SLR - November 2021 - Andrew E. Fischer
Reference: Lauri C, Leone A, Cavallini M, Signore A, Giurato L, Uccioli L. Diabetic Foot Infections: The Diagnostic Challenges. J Clin Med. 2020 Jun 8;9(6):1779. doi: 10.3390/jcm9061779. PMID: 32521695; PMCID: PMC7355769.Level of Evidence: IV
Scientific Literature Review
Reviewed By: Andrew E. Fischer, DPM
Residency Program: Hennepin Healthcare – Minneapolis, MN
Podiatric Relevance: Diabetic foot infections are severe complications of long-standing diabetes and they represent significant diagnostic challenges. The differentiation between osteomyelitis, soft tissue infection, and Charcot’s osteoarthropathy is very difficult. This review of the literature provides a detailed overview of multiple radiologic and nuclear medicine modalities for the diagnosis of diabetic foot infections and to address evidence-based answers for clinicians.
Methods: The researchers performed a comprehensive review of the literature in an attempt to provide an overview of multiple modalities other than the bone biopsy to diagnose the diabetic foot infection.

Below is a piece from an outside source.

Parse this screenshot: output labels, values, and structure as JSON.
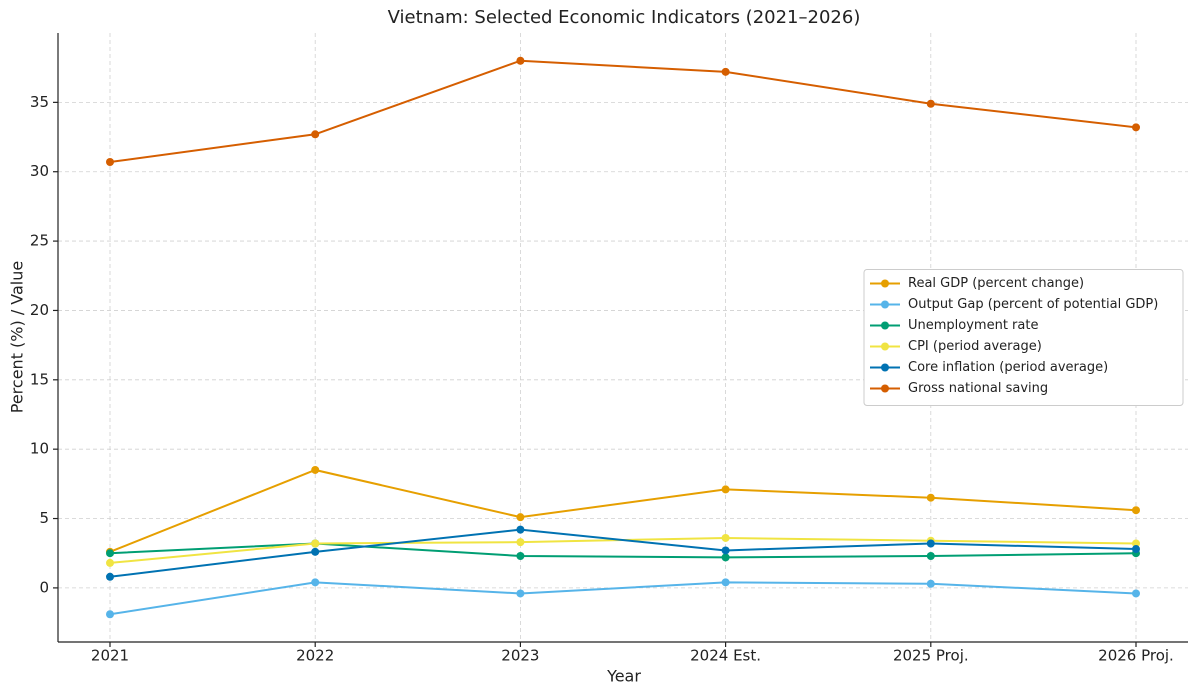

Results: The authors provided a detailed review of the current literature and evidence of imaging modalities such as radiographs, MRI, gamma-camera imaging, [18F]FDG PET/CT imaging, and PET/CT imaging. They also answered questions based on their literature review of the Round Table of 3rd European Congress of Infection and Inflammation.
Conclusions: The authors had many useful conclusions from their review of the literature on imaging. They were able to conclude that while accurate identification and differentiation among different types of diabetic foot pathology and infection remains difficult, there are many useful imaging modalities including MRI, WBC scintigraphy (bone scan), and [18F]FDG PET/CT. [18F]FDG PET/CT is the most useful currently, although there are no accepted standardized diagnostic flow charts yet available for this modality. In their opinion this is the next step to improving all the imaging modalities. While answering the nine questions from the Round Table they were able to support the majority of the current standard of practice on imaging of the diabetic foot. With regard to [18F]FDG PET/CT, they concluded that it was not able to differentiate between Charcot and infection. The authors previously suggested a standardized uptake value to aid in the interpretation of [18F]FDG PET/CT, but there is currently insufficient evidence in the literature to recommend this. They also concluded that MRI may be a useful tool to evaluate therapy following osteomyelitis as normal marrow signal reliably excludes osteomyelitis although they cautioned the patient cannot be considered cured at this point based solely on MRI. Plain radiographs are still the first line imaging modality, although a negative radiograph cannot definitively exclude osteomyelitis as radiographic changes of osteomyelitis may take three to four weeks to become present on film. I agree with the author’s overall conclusion and although we are a long way from being able to replace bone biopsy as the gold standard to diagnose osteomyelitis there are many advanced imaging modalities that are becoming more precise in their criteria to identify and diagnose foot and ankle pathologies in the diabetic foot.